L'heure de la révolution a enfin sonné. Pour pallier au retard pris par l'organisation et respecter l'horaire de passage prévu au départ, le Sergent Garcia fait son entrée plus tôt dans l'ordre prévu. Plutôt une bonne chose, les esprits et les jambes étant chauffés à blanc. La joie de retrouver Bruno Garcia, tout de blanc vêtu, et ses douzes musiciens, après cinq ans de silence discographique, est palpable. Le « Medecine Man » introductif envoie immédiatement son lot de bonnes vibrations. Le Salsamuffin (subtil mélange de flow Reggae-Ragga et d'airs Latinos) concocté par le groupe prend une réelle dimension dans l'énergie du Live. Jamais Salsa, Cumbia et Bolero n'auront autant remué une foule. La nuit est tombée mais il fait plus chaud que jamais. L'Universitad est en liesse. Réagit vivement aux titres anciens (« Amor Pa Mi », « Long Time ») et plus récents, issus du dernier album en date (« Yo Soy Salsamuffin », « Chacun Son Combat », « Una Y Otra Vez », « Acho Bai Bai »). Des invitations à la fête, gorgées de soleil et d'une richesse musicale qui, si elle traîne une influence sud-américaine évidente, laisse la place à d'autres sonorités (rythmes africains, gros Beats Electro). En un mot: caliente.

Impératif de métro oblige, à plus de minuit passé, le site se vide largement pour la venue du Doctor Ring Ding. Cela ne refroidira en rien ce docteur frappa-dingue qui prescrira sa médecine douce aux plus courageux jusque deux heures du matin. D'origine allemande, blanc de peau, cette tête d'affiche improvisée à la carrure de catcheur toaste comme un voyou de Kingston et, à travers son Raggamuffin Dance-Hall, rend hommage à une culture pour laquelle il se dévoue corps et âme depuis plus de vingt-ans. Le nom de Gregory Isaac, son idole, est souvent cité. Le chanteur s'imagine même interpréter un duo virtuel avec lui en imitant, parfaitement, son timbre de voix particulier sur la reprise de « My Love Is Right ». Il réussit à créer l'exploit en reprenant en français et sans tomber dans le ridicule « L'Hymne A L'Amour » d'Edith Piaf à la sauce jamaïcaine.
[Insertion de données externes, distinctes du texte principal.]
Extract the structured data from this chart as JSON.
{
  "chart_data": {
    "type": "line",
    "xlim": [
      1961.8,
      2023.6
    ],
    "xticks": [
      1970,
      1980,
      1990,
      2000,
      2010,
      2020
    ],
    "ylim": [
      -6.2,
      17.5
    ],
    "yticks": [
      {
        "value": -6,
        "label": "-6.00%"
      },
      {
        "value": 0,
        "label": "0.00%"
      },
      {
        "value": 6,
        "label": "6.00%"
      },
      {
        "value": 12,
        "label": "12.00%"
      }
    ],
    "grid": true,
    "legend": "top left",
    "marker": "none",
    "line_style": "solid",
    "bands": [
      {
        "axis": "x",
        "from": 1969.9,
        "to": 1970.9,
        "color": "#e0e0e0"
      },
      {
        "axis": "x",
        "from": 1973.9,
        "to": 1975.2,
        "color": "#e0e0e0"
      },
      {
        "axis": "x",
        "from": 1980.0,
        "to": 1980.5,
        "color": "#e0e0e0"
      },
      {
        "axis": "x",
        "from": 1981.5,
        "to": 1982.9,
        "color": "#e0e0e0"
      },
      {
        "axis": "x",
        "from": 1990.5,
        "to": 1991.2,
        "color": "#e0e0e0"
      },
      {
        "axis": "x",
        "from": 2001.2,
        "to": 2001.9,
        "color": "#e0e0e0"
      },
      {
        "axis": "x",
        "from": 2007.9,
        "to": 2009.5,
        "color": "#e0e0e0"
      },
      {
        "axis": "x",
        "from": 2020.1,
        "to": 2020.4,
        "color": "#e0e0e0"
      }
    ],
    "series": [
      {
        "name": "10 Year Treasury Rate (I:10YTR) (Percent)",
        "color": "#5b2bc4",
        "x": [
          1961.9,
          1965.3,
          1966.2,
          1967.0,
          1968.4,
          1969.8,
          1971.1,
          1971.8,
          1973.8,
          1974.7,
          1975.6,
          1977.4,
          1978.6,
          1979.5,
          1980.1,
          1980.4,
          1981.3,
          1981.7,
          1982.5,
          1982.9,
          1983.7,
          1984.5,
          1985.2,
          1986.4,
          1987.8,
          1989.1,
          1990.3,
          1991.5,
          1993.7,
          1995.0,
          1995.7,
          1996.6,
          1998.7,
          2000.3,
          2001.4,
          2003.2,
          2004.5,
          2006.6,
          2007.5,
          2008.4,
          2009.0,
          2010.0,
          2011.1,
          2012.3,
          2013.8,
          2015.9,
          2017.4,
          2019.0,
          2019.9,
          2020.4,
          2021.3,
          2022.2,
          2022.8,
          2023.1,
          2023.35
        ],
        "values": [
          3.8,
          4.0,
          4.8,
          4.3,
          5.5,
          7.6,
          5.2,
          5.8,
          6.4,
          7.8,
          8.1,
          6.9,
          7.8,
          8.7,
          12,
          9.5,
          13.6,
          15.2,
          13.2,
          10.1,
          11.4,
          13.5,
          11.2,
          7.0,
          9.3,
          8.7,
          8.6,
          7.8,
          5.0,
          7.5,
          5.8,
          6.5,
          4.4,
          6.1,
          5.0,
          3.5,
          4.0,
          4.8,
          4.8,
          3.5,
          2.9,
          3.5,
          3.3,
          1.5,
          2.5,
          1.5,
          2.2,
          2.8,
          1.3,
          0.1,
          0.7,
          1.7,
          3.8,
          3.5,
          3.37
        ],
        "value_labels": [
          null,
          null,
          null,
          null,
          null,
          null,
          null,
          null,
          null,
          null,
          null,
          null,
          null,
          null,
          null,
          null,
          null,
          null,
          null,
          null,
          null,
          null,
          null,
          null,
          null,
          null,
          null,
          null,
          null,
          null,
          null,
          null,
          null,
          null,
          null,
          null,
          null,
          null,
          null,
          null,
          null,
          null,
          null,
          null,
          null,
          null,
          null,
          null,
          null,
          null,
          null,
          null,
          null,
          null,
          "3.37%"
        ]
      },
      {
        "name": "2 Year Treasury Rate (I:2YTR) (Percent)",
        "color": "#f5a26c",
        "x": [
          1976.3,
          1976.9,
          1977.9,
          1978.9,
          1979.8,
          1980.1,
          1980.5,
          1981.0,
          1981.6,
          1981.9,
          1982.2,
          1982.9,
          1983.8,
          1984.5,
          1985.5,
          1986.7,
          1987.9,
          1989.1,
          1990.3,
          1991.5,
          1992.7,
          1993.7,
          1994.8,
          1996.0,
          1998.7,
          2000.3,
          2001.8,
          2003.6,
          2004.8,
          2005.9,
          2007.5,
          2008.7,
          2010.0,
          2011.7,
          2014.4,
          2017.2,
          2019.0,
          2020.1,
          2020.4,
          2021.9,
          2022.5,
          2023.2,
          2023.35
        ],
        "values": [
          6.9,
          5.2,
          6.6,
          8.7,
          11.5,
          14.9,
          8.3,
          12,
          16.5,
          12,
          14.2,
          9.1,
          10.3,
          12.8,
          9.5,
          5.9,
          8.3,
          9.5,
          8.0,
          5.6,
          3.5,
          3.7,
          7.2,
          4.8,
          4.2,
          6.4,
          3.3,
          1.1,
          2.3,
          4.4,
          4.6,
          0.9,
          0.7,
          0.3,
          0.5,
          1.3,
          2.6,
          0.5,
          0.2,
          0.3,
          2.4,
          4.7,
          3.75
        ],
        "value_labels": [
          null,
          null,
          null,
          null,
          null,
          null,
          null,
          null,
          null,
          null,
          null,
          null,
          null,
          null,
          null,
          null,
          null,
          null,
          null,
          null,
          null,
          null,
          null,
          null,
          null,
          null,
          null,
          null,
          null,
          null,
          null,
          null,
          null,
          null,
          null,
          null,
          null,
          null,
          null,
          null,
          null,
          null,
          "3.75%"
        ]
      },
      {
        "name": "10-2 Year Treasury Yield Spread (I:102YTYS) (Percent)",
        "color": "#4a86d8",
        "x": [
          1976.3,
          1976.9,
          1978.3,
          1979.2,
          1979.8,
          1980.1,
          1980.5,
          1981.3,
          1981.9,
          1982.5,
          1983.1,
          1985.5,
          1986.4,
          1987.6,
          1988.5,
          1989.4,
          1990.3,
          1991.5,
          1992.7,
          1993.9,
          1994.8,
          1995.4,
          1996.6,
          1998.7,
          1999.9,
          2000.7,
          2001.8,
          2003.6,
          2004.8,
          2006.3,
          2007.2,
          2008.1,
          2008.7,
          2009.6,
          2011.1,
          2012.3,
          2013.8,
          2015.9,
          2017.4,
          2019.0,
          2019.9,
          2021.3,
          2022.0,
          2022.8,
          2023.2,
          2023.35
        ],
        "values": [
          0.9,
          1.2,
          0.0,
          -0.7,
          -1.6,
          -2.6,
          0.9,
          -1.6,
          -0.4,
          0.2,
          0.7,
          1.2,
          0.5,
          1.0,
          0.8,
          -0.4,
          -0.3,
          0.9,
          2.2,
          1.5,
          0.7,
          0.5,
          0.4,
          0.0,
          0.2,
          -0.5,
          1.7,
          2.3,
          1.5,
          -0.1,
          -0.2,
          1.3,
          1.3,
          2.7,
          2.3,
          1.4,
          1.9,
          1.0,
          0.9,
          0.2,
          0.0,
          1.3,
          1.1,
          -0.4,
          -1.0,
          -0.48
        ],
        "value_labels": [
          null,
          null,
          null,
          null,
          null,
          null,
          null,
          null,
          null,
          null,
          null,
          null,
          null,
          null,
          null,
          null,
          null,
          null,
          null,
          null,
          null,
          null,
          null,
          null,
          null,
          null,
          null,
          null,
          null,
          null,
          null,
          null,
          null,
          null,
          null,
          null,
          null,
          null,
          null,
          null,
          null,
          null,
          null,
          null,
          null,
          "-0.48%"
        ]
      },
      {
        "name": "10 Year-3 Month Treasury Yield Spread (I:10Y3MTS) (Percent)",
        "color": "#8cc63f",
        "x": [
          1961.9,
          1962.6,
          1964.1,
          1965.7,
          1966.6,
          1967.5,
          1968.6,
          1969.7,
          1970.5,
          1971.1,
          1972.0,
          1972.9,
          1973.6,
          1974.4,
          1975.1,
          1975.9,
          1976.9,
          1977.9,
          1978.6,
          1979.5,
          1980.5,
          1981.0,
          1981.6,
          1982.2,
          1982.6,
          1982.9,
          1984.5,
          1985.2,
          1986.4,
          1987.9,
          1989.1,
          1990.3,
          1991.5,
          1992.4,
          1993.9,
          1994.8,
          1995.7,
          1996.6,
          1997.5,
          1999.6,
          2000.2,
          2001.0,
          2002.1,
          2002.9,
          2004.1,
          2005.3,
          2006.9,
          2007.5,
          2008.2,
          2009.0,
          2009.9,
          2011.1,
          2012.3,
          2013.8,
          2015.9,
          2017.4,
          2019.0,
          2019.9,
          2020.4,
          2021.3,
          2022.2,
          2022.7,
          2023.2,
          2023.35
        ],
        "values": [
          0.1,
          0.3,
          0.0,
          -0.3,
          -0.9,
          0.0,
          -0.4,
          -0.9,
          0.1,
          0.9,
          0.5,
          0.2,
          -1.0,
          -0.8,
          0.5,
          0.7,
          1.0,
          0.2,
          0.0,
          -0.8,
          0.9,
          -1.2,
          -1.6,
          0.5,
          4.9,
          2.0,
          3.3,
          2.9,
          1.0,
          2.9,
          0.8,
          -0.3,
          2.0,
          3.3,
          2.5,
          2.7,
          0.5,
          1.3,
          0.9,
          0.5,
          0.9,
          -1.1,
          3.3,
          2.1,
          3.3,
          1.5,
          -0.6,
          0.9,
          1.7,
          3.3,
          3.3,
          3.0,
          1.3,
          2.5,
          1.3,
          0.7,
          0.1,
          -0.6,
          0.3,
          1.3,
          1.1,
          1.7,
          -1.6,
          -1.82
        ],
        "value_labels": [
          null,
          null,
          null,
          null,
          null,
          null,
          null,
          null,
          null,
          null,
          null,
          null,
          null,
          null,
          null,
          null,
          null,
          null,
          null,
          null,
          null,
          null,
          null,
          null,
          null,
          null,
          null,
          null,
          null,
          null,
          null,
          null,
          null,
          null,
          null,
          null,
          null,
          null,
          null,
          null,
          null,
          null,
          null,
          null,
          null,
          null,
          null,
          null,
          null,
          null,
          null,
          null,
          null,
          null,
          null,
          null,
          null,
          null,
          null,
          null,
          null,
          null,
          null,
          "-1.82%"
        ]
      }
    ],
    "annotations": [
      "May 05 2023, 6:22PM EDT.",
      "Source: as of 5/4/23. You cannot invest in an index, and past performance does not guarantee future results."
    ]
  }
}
L'esprit est bon enfant. Les chansons ne manquent pas d'humour, telle celle dédiée à la vodka polonaise. Rarement visite chez le docteur n'aura été aussi plaisante.

 

C'est donc usé et les jambes en compote que l'on quitte l'université de Lille I en cette heure si tardive. Mais avec le coeur léger comme un nuage de fumée. Ravi qu'un tel événement, gratuit on le rappelle, puisse exister dans la Métropole.